Abstract

Measles importations and the subsequent spread from US travelers returning from abroad are responsible for most measles cases in the United States. Increasing measles-mumps-rubella (MMR) vaccination among departing US travelers could reduce the clinical impact and costs of measles in the United States. We designed a decision tree to evaluate MMR vaccination at a pretravel health encounter (PHE), compared with no encounter. We derived input parameters from Global TravEpiNet data and literature. We quantified Riskexposure to measles while traveling and the average number of US-acquired cases and contacts due to a measles importation. In sensitivity analyses, we examined the impact of destination-specific Riskexposure, including hot spots with active measles outbreaks; the percentage of previously-unvaccinated travelers; and the percentage of travelers returning to US communities with heterogeneous MMR coverage.
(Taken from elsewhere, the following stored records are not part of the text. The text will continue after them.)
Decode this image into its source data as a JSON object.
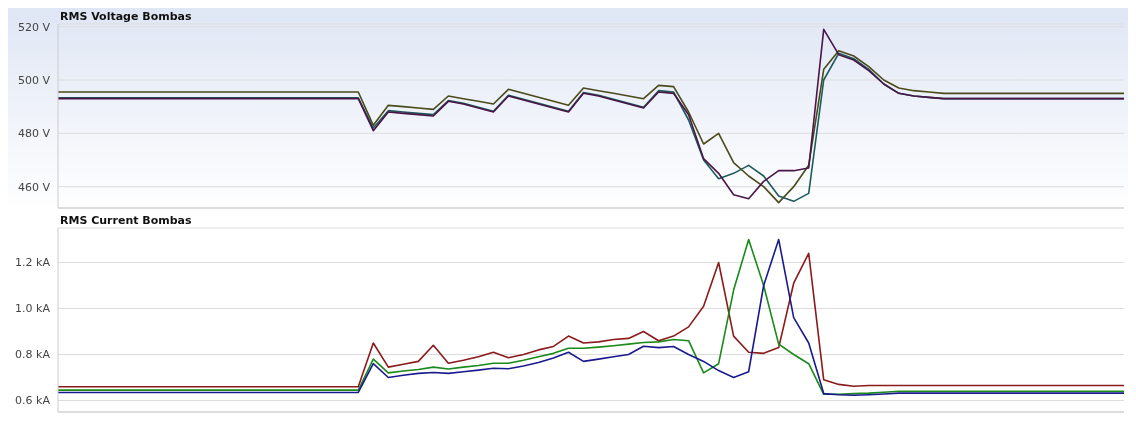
{
  "chart_data": [
    {
      "type": "line",
      "title": "RMS Voltage Bombas",
      "categories": [
        null,
        null,
        null,
        null,
        null,
        null,
        null,
        null,
        null,
        null,
        null,
        null,
        null,
        null,
        null,
        null,
        null,
        null,
        null,
        null,
        null,
        null,
        null,
        null,
        null,
        null,
        null,
        null,
        null,
        null,
        null,
        null,
        null,
        null,
        null,
        null,
        null,
        null,
        null,
        null,
        null,
        null,
        null,
        null,
        null,
        null,
        null,
        null,
        null,
        null,
        null,
        null,
        null,
        null,
        null,
        null,
        null,
        null,
        null,
        null,
        null,
        null,
        null,
        null,
        null,
        null,
        null,
        null,
        null,
        null,
        null,
        null
      ],
      "series": [
        {
          "color": "#4a4a1a",
          "values": [
            495.5,
            495.5,
            495.5,
            495.5,
            495.5,
            495.5,
            495.5,
            495.5,
            495.5,
            495.5,
            495.5,
            495.5,
            495.5,
            495.5,
            495.5,
            495.5,
            495.5,
            495.5,
            495.5,
            495.5,
            495.5,
            483,
            490.5,
            490,
            489.5,
            489,
            494,
            493,
            492,
            491,
            496.5,
            495,
            493.5,
            492,
            490.5,
            497,
            496,
            495,
            494,
            493,
            498,
            497.5,
            488,
            476,
            480,
            469,
            464,
            460,
            454,
            460,
            468,
            504,
            511,
            509,
            505,
            500,
            497,
            496,
            495.5,
            495,
            495,
            495,
            495,
            495,
            495,
            495,
            495,
            495,
            495,
            495,
            495,
            495
          ]
        },
        {
          "color": "#1e5a5a",
          "values": [
            493.3,
            493.3,
            493.3,
            493.3,
            493.3,
            493.3,
            493.3,
            493.3,
            493.3,
            493.3,
            493.3,
            493.3,
            493.3,
            493.3,
            493.3,
            493.3,
            493.3,
            493.3,
            493.3,
            493.3,
            493.3,
            482,
            488.5,
            488,
            487.5,
            487,
            492.3,
            491.3,
            489.8,
            488.3,
            494.3,
            492.8,
            491.3,
            489.8,
            488.3,
            495.3,
            494.3,
            492.8,
            491.3,
            489.8,
            496,
            495.5,
            485,
            470,
            463,
            465,
            468,
            464,
            456.5,
            454.5,
            457.5,
            500,
            510,
            508,
            504,
            498.5,
            495,
            494,
            493.5,
            493,
            493,
            493,
            493,
            493,
            493,
            493,
            493,
            493,
            493,
            493,
            493,
            493
          ]
        },
        {
          "color": "#4a1548",
          "values": [
            493,
            493,
            493,
            493,
            493,
            493,
            493,
            493,
            493,
            493,
            493,
            493,
            493,
            493,
            493,
            493,
            493,
            493,
            493,
            493,
            493,
            481,
            488,
            487.5,
            487,
            486.5,
            492,
            491,
            489.5,
            488,
            494,
            492.5,
            491,
            489.5,
            488,
            495,
            494,
            492.5,
            491,
            489.5,
            495.5,
            495,
            487,
            470.5,
            465,
            457,
            455.5,
            462,
            466,
            466,
            467,
            519,
            509.5,
            507.5,
            503.5,
            498.5,
            495,
            494,
            493.5,
            493,
            493,
            493,
            493,
            493,
            493,
            493,
            493,
            493,
            493,
            493,
            493,
            493
          ]
        }
      ],
      "ylim": [
        452,
        521
      ],
      "yticks": [
        {
          "value": 460,
          "label": "460 V"
        },
        {
          "value": 480,
          "label": "480 V"
        },
        {
          "value": 500,
          "label": "500 V"
        },
        {
          "value": 520,
          "label": "520 V"
        }
      ],
      "grid": "y"
    },
    {
      "type": "line",
      "title": "RMS Current Bombas",
      "categories": [
        null,
        null,
        null,
        null,
        null,
        null,
        null,
        null,
        null,
        null,
        null,
        null,
        null,
        null,
        null,
        null,
        null,
        null,
        null,
        null,
        null,
        null,
        null,
        null,
        null,
        null,
        null,
        null,
        null,
        null,
        null,
        null,
        null,
        null,
        null,
        null,
        null,
        null,
        null,
        null,
        null,
        null,
        null,
        null,
        null,
        null,
        null,
        null,
        null,
        null,
        null,
        null,
        null,
        null,
        null,
        null,
        null,
        null,
        null,
        null,
        null,
        null,
        null,
        null,
        null,
        null,
        null,
        null,
        null,
        null,
        null,
        null
      ],
      "series": [
        {
          "color": "#8b1a1a",
          "values": [
            0.66,
            0.66,
            0.66,
            0.66,
            0.66,
            0.66,
            0.66,
            0.66,
            0.66,
            0.66,
            0.66,
            0.66,
            0.66,
            0.66,
            0.66,
            0.66,
            0.66,
            0.66,
            0.66,
            0.66,
            0.66,
            0.85,
            0.745,
            0.758,
            0.77,
            0.84,
            0.762,
            0.775,
            0.79,
            0.81,
            0.786,
            0.8,
            0.82,
            0.835,
            0.88,
            0.85,
            0.855,
            0.865,
            0.87,
            0.9,
            0.86,
            0.88,
            0.92,
            1.01,
            1.2,
            0.88,
            0.81,
            0.805,
            0.83,
            1.11,
            1.24,
            0.69,
            0.67,
            0.662,
            0.665,
            0.665,
            0.665,
            0.665,
            0.665,
            0.665,
            0.665,
            0.665,
            0.665,
            0.665,
            0.665,
            0.665,
            0.665,
            0.665,
            0.665,
            0.665,
            0.665,
            0.665
          ]
        },
        {
          "color": "#1a8a1a",
          "values": [
            0.645,
            0.645,
            0.645,
            0.645,
            0.645,
            0.645,
            0.645,
            0.645,
            0.645,
            0.645,
            0.645,
            0.645,
            0.645,
            0.645,
            0.645,
            0.645,
            0.645,
            0.645,
            0.645,
            0.645,
            0.645,
            0.78,
            0.72,
            0.728,
            0.735,
            0.745,
            0.737,
            0.745,
            0.752,
            0.762,
            0.762,
            0.775,
            0.79,
            0.805,
            0.827,
            0.827,
            0.832,
            0.838,
            0.845,
            0.852,
            0.855,
            0.865,
            0.86,
            0.72,
            0.76,
            1.08,
            1.3,
            1.1,
            0.845,
            0.8,
            0.76,
            0.627,
            0.627,
            0.63,
            0.632,
            0.636,
            0.64,
            0.64,
            0.64,
            0.64,
            0.64,
            0.64,
            0.64,
            0.64,
            0.64,
            0.64,
            0.64,
            0.64,
            0.64,
            0.64,
            0.64,
            0.64
          ]
        },
        {
          "color": "#1a1a8f",
          "values": [
            0.635,
            0.635,
            0.635,
            0.635,
            0.635,
            0.635,
            0.635,
            0.635,
            0.635,
            0.635,
            0.635,
            0.635,
            0.635,
            0.635,
            0.635,
            0.635,
            0.635,
            0.635,
            0.635,
            0.635,
            0.635,
            0.76,
            0.7,
            0.71,
            0.718,
            0.722,
            0.718,
            0.725,
            0.732,
            0.74,
            0.738,
            0.75,
            0.765,
            0.785,
            0.81,
            0.77,
            0.78,
            0.79,
            0.8,
            0.836,
            0.83,
            0.835,
            0.8,
            0.77,
            0.73,
            0.7,
            0.725,
            1.1,
            1.3,
            0.96,
            0.85,
            0.63,
            0.625,
            0.623,
            0.625,
            0.628,
            0.632,
            0.632,
            0.632,
            0.632,
            0.632,
            0.632,
            0.632,
            0.632,
            0.632,
            0.632,
            0.632,
            0.632,
            0.632,
            0.632,
            0.632,
            0.632
          ]
        }
      ],
      "ylim": [
        0.55,
        1.35
      ],
      "yticks": [
        {
          "value": 0.6,
          "label": "0.6 kA"
        },
        {
          "value": 0.8,
          "label": "0.8 kA"
        },
        {
          "value": 1.0,
          "label": "1.0 kA"
        },
        {
          "value": 1.2,
          "label": "1.2 kA"
        }
      ],
      "grid": "y"
    }
  ]
}
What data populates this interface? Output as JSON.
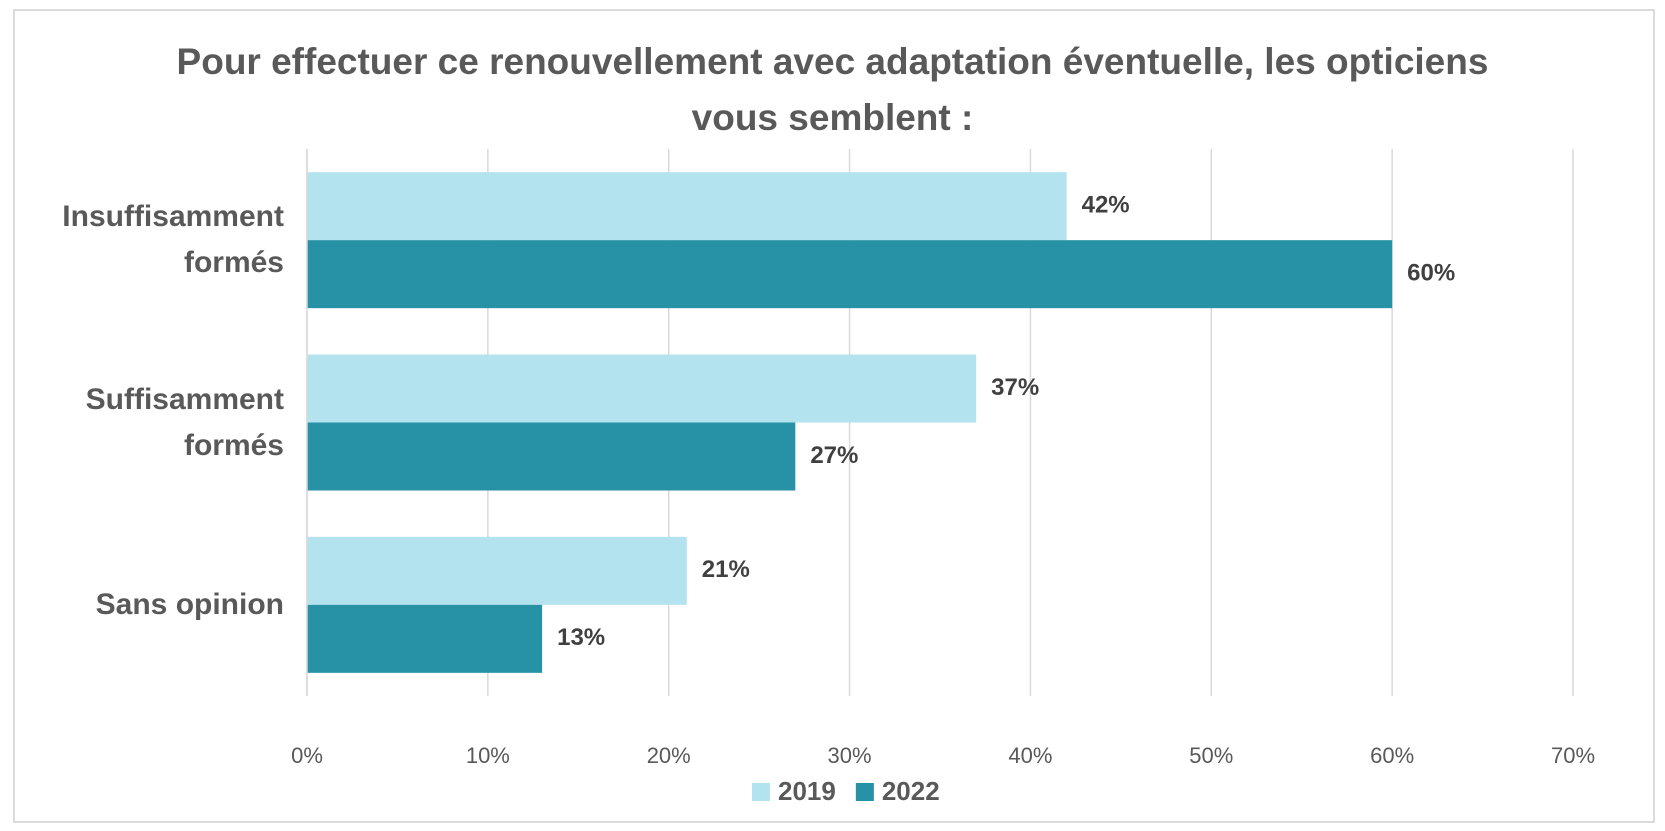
{
  "chart_data": {
    "type": "hbar",
    "title": "Pour effectuer ce renouvellement avec adaptation éventuelle, les opticiens vous semblent :",
    "categories": [
      "Insuffisamment formés",
      "Suffisamment formés",
      "Sans opinion"
    ],
    "series": [
      {
        "name": "2019",
        "color": "#b3e3ee",
        "values": [
          42,
          37,
          21
        ],
        "value_labels": [
          "42%",
          "37%",
          "21%"
        ]
      },
      {
        "name": "2022",
        "color": "#2792a6",
        "values": [
          60,
          27,
          13
        ],
        "value_labels": [
          "60%",
          "27%",
          "13%"
        ]
      }
    ],
    "xlim": [
      0,
      70
    ],
    "xticks": [
      {
        "value": 0,
        "label": "0%"
      },
      {
        "value": 10,
        "label": "10%"
      },
      {
        "value": 20,
        "label": "20%"
      },
      {
        "value": 30,
        "label": "30%"
      },
      {
        "value": 40,
        "label": "40%"
      },
      {
        "value": 50,
        "label": "50%"
      },
      {
        "value": 60,
        "label": "60%"
      },
      {
        "value": 70,
        "label": "70%"
      }
    ],
    "grid": true,
    "legend": "bottom"
  }
}
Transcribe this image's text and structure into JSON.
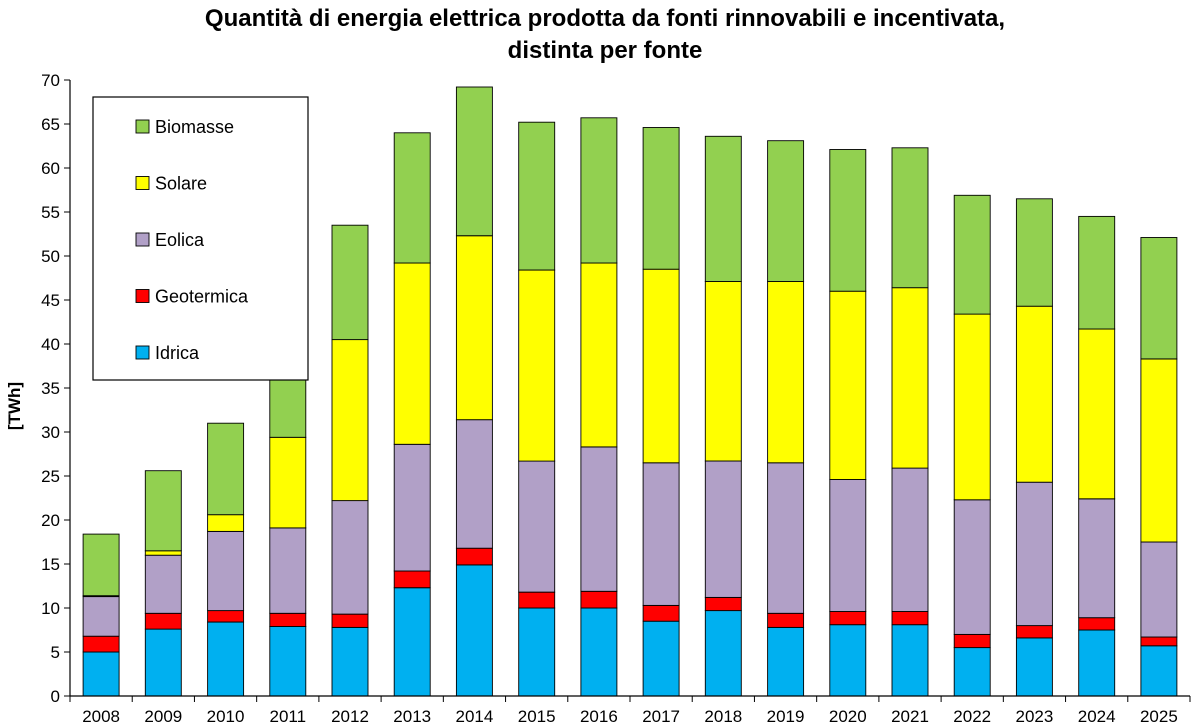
{
  "chart_data": {
    "type": "bar",
    "stacked": true,
    "title_line1": "Quantità di energia elettrica prodotta da fonti rinnovabili e incentivata,",
    "title_line2": "distinta per fonte",
    "xlabel": "",
    "ylabel": "[TWh]",
    "ylim": [
      0,
      70
    ],
    "ytick_step": 5,
    "yticks": [
      "0",
      "5",
      "10",
      "15",
      "20",
      "25",
      "30",
      "35",
      "40",
      "45",
      "50",
      "55",
      "60",
      "65",
      "70"
    ],
    "grid": false,
    "legend_position": "top-left",
    "categories": [
      "2008",
      "2009",
      "2010",
      "2011",
      "2012",
      "2013",
      "2014",
      "2015",
      "2016",
      "2017",
      "2018",
      "2019",
      "2020",
      "2021",
      "2022",
      "2023",
      "2024",
      "2025"
    ],
    "series": [
      {
        "name": "Idrica",
        "color": "#00B0F0",
        "values": [
          5.0,
          7.6,
          8.4,
          7.9,
          7.8,
          12.3,
          14.9,
          10.0,
          10.0,
          8.5,
          9.7,
          7.8,
          8.1,
          8.1,
          5.5,
          6.6,
          7.5,
          5.7
        ]
      },
      {
        "name": "Geotermica",
        "color": "#FF0000",
        "values": [
          1.8,
          1.8,
          1.3,
          1.5,
          1.5,
          1.9,
          1.9,
          1.8,
          1.9,
          1.8,
          1.5,
          1.6,
          1.5,
          1.5,
          1.5,
          1.4,
          1.4,
          1.0
        ]
      },
      {
        "name": "Eolica",
        "color": "#B1A0C7",
        "values": [
          4.5,
          6.6,
          9.0,
          9.7,
          12.9,
          14.4,
          14.6,
          14.9,
          16.4,
          16.2,
          15.5,
          17.1,
          15.0,
          16.3,
          15.3,
          16.3,
          13.5,
          10.8
        ]
      },
      {
        "name": "Solare",
        "color": "#FFFF00",
        "values": [
          0.1,
          0.5,
          1.9,
          10.3,
          18.3,
          20.6,
          20.9,
          21.7,
          20.9,
          22.0,
          20.4,
          20.6,
          21.4,
          20.5,
          21.1,
          20.0,
          19.3,
          20.8
        ]
      },
      {
        "name": "Biomasse",
        "color": "#92D050",
        "values": [
          7.0,
          9.1,
          10.4,
          9.0,
          13.0,
          14.8,
          16.9,
          16.8,
          16.5,
          16.1,
          16.5,
          16.0,
          16.1,
          15.9,
          13.5,
          12.2,
          12.8,
          13.8
        ]
      }
    ]
  }
}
The no-encounter strategy projected 22 imported and 66 US-acquired measles cases, costing $14.8M per 10M travelers. The PHE strategy projected 15 imported and 35 US-acquired cases at $190.3M per 10M travelers. PHE was not cost effective for all international travelers (incremental cost-effectiveness ratio [ICER] $4.6M/measles case averted), but offered better value (ICER <$100 000/measles case averted) or was even cost saving for travelers to hot spots, especially if travelers were previously unvaccinated or returning to US communities with heterogeneous MMR coverage. PHEs that improve MMR vaccination among US international travelers could reduce measles cases, but are costly. The best value is for travelers with a high likelihood of measles exposure, especially if the travelers are previously unvaccinated or will return to US communities with heterogeneous MMR coverage.